Le VHD est un virus à ARN singulier, satellite du VHB car il utilise les protéines d’enveloppe de ce dernier pour sa propagation. La co-infection VHB/VHD, par rapport à VHB seul, est à l’origine des formes les plus agressives d’hépatite virale, pouvant aboutir au développement rapide d’une cirrhose et à une incidence plus élevée du carcinome hépatocellulaire. Le traitement de l’infection chronique par le VHD est actuellement restreint à l’interféron alpha dont l’efficacité et la tolérance sont médiocres. L’utilisation du bulevirtide, un inhibiteur d’entrée, a été récemment approuvée en Europe, mais nécessite une injection sous-cutanée quotidienne. De nouvelles molécules antivirales sont nécessaires pour espérer un traitement plus simple et efficace d’une majorité de patients.
Le VHD ne code que pour une seule protéine, l’antigène delta, existant sous une forme courte (HDAg-S) et longue (HDAg-L). La sécrétion des virions dépend de l’interaction entre l’HDAg-L et la protéine de surface HBs du VHB, cette interaction étant elle-même dépendante de la farnésylation de l’HDAg-L. Le farnésol est un métabolite intermédiaire de la première partie de la voie de synthèse du cholestérol appelée voie du mévalonate. Les inhibiteurs de la farnesyl-transferase (comme le lonafarnib, qui est en phase 3 de R&D) ainsi que les statines (qui inhibent l’HMG-CoA-reductase, une enzyme de la voie du mévalonate) ont montré un effet antiviral sur la sécrétion du VHD. Cependant, l’impact sur le VHD des autres enzymes et métabolites intermédiaires de la voie du mévalonate n’est pas décrit. Par ailleurs, notre équipe a montré que les ligands de FXR, le récepteur nucléaire des acides biliaires, inhibaient fortement la sécrétion et surtout l’infectivité spécifique des particules virales du VHD. De façon intéressante, le farnésol a été le premier ligand identifié de FXR et les acides biliaires sont synthétisés à partir du cholestérol, suggérant des liens étroits entre la voie du mévalonate et des acides biliaires.
Les objectifs de ce projet sont donc 1) d’étudier l’impact de l’ensemble des réactions enzymatiques de la voie du mévalonate, et donc de leur inhibition sur la sécrétion et l’infectivité du VHD, permettant d’identifier de nouvelles cibles ayant un effet antiviral, 2) de mieux comprendre les liens entre les voies du mévalonate et des sels biliaires et de déterminer si le mode d’action des ligands de FXR est lié à une modulation de cette voie, en particulier de la synthèse du farnésol, 3) de tester l’impact sur la réplication et la sécrétion du VHD de combinaisons associant notamment des modulateurs de la voie du mévalonate et des ligands de FXR.
Une lignée cellulaire dérivée de cellules Huh7 exprimant HBs et l’HDAg-L couplé à un tag permettant de quantifier sa sécrétion dans le surnageant des cellules infectées a été établie dans l’équipe. Elle permettra d’étudier de façon simple l’impact sur la sécrétion du VHD de modulateurs chimiques de la voie du mévalonate ainsi que l’impact de l’extinction ou de la surexpression des enzymes.
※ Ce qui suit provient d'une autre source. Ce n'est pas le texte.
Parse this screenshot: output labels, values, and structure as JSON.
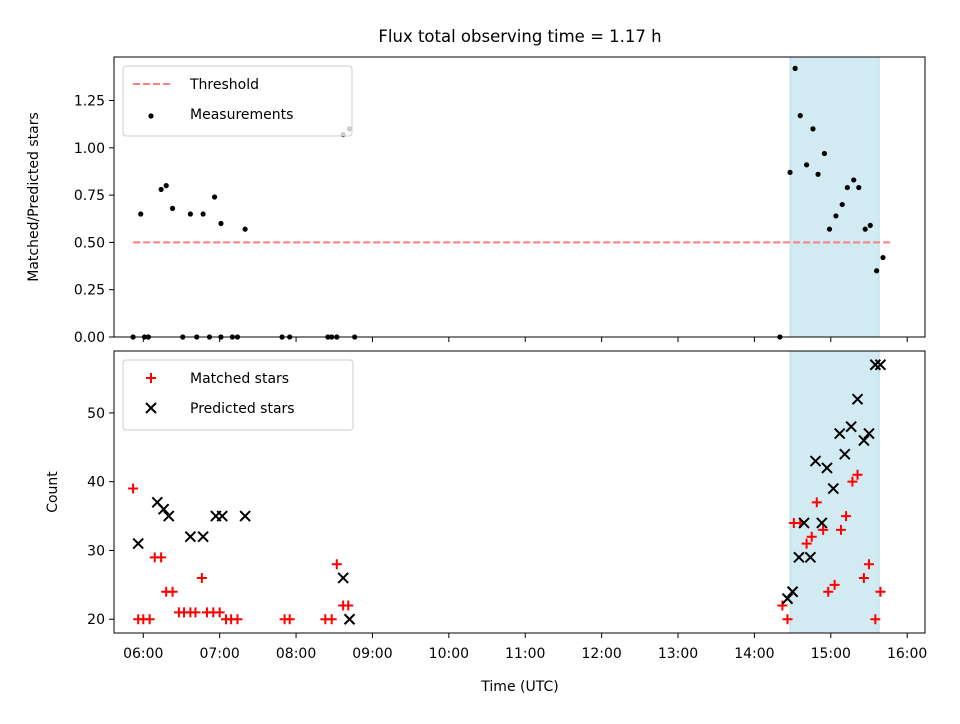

Ce modèle a déjà permis d’identifier une molécule d’intérêt (nommée APY2 dans ce projet) qui inhibe la sécrétion de l’HDAg-L dans le surnageant sans impact sur la sécrétion d’HBs, suggérant une possible inhibition de la farnésylation de l’antigène delta.
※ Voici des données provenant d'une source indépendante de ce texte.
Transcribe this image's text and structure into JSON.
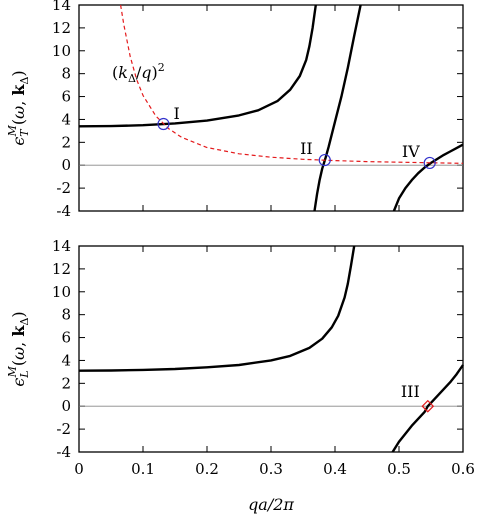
{
  "chart_data": [
    {
      "type": "line",
      "panel": "top",
      "ylabel": "ε_T^M(ω, k_Δ)",
      "xlim": [
        0,
        0.6
      ],
      "ylim": [
        -4,
        14
      ],
      "xticks": [
        "0",
        "0.1",
        "0.2",
        "0.3",
        "0.4",
        "0.5",
        "0.6"
      ],
      "yticks": [
        "-4",
        "-2",
        "0",
        "2",
        "4",
        "6",
        "8",
        "10",
        "12",
        "14"
      ],
      "series": [
        {
          "style": "solid-black",
          "x": [
            0.0,
            0.05,
            0.1,
            0.15,
            0.2,
            0.25,
            0.28,
            0.31,
            0.33,
            0.345,
            0.355,
            0.36,
            0.365,
            0.368,
            0.37
          ],
          "y": [
            3.4,
            3.42,
            3.5,
            3.65,
            3.9,
            4.35,
            4.8,
            5.6,
            6.6,
            7.8,
            9.2,
            10.4,
            12.0,
            13.2,
            14.0
          ]
        },
        {
          "style": "solid-black",
          "x": [
            0.368,
            0.372,
            0.376,
            0.38,
            0.385,
            0.39,
            0.395,
            0.4,
            0.41,
            0.42,
            0.43,
            0.44
          ],
          "y": [
            -4.0,
            -2.5,
            -1.3,
            -0.3,
            0.6,
            1.6,
            2.7,
            3.8,
            6.0,
            8.5,
            11.3,
            14.0
          ]
        },
        {
          "style": "solid-black",
          "x": [
            0.492,
            0.5,
            0.51,
            0.52,
            0.53,
            0.54,
            0.55,
            0.56,
            0.57,
            0.58,
            0.59,
            0.6
          ],
          "y": [
            -4.0,
            -2.9,
            -2.0,
            -1.3,
            -0.7,
            -0.2,
            0.2,
            0.55,
            0.9,
            1.2,
            1.5,
            1.8
          ]
        },
        {
          "name": "(k_Δ/q)^2",
          "style": "dashed-red",
          "x": [
            0.065,
            0.07,
            0.08,
            0.09,
            0.1,
            0.12,
            0.14,
            0.16,
            0.2,
            0.25,
            0.3,
            0.35,
            0.4,
            0.45,
            0.5,
            0.55,
            0.6
          ],
          "y": [
            14.0,
            12.3,
            9.5,
            7.5,
            6.1,
            4.3,
            3.2,
            2.45,
            1.55,
            1.0,
            0.7,
            0.52,
            0.4,
            0.32,
            0.26,
            0.21,
            0.17
          ]
        }
      ],
      "markers": [
        {
          "label": "I",
          "shape": "circle",
          "x": 0.132,
          "y": 3.6
        },
        {
          "label": "II",
          "shape": "circle",
          "x": 0.384,
          "y": 0.45
        },
        {
          "label": "IV",
          "shape": "circle",
          "x": 0.548,
          "y": 0.2
        }
      ],
      "annotation": "(k_Δ/q)^2"
    },
    {
      "type": "line",
      "panel": "bottom",
      "ylabel": "ε_L^M(ω, k_Δ)",
      "xlabel": "qa/2π",
      "xlim": [
        0,
        0.6
      ],
      "ylim": [
        -4,
        14
      ],
      "xticks": [
        "0",
        "0.1",
        "0.2",
        "0.3",
        "0.4",
        "0.5",
        "0.6"
      ],
      "yticks": [
        "-4",
        "-2",
        "0",
        "2",
        "4",
        "6",
        "8",
        "10",
        "12",
        "14"
      ],
      "series": [
        {
          "style": "solid-black",
          "x": [
            0.0,
            0.05,
            0.1,
            0.15,
            0.2,
            0.25,
            0.3,
            0.33,
            0.36,
            0.38,
            0.395,
            0.405,
            0.415,
            0.42,
            0.425,
            0.43
          ],
          "y": [
            3.1,
            3.12,
            3.17,
            3.25,
            3.4,
            3.6,
            4.0,
            4.4,
            5.1,
            5.9,
            6.9,
            7.9,
            9.5,
            10.7,
            12.3,
            14.0
          ]
        },
        {
          "style": "solid-black",
          "x": [
            0.49,
            0.5,
            0.51,
            0.52,
            0.53,
            0.54,
            0.545,
            0.55,
            0.56,
            0.57,
            0.58,
            0.59,
            0.6
          ],
          "y": [
            -4.0,
            -3.1,
            -2.4,
            -1.7,
            -1.1,
            -0.5,
            0.0,
            0.3,
            0.9,
            1.5,
            2.1,
            2.8,
            3.6
          ]
        }
      ],
      "markers": [
        {
          "label": "III",
          "shape": "diamond",
          "x": 0.545,
          "y": 0.0
        }
      ]
    }
  ]
}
Après l’identification de cibles d’intérêt, leur impact sur le virus sera confirmé dans les modèles infectieux in vitro les plus pertinents, i.e. les cellules HepaRG différenciées et les hépatocytes primaires humains. Les combinaisons les plus intéressantes seront testées également sur un modèle de souris à foie humanisé.
Des analyses métabolomiques, notamment ciblées sur la voie du mévalonate, seront réalisées pour analyser l’impact des ligands de FXR, de la molécule candidate APY2 ainsi que d’éventuelles nouvelles cibles d’intérêt.
Ce projet sur 3 ans permettra de mieux comprendre les liens entre la voie du mévalonate, le métabolisme des acides biliaires et le cycle de réplication et de sécrétion du VHD, et d’identifier de nouvelles molécules et combinaisons avec un effet antiviral dans l’infection par le VHD.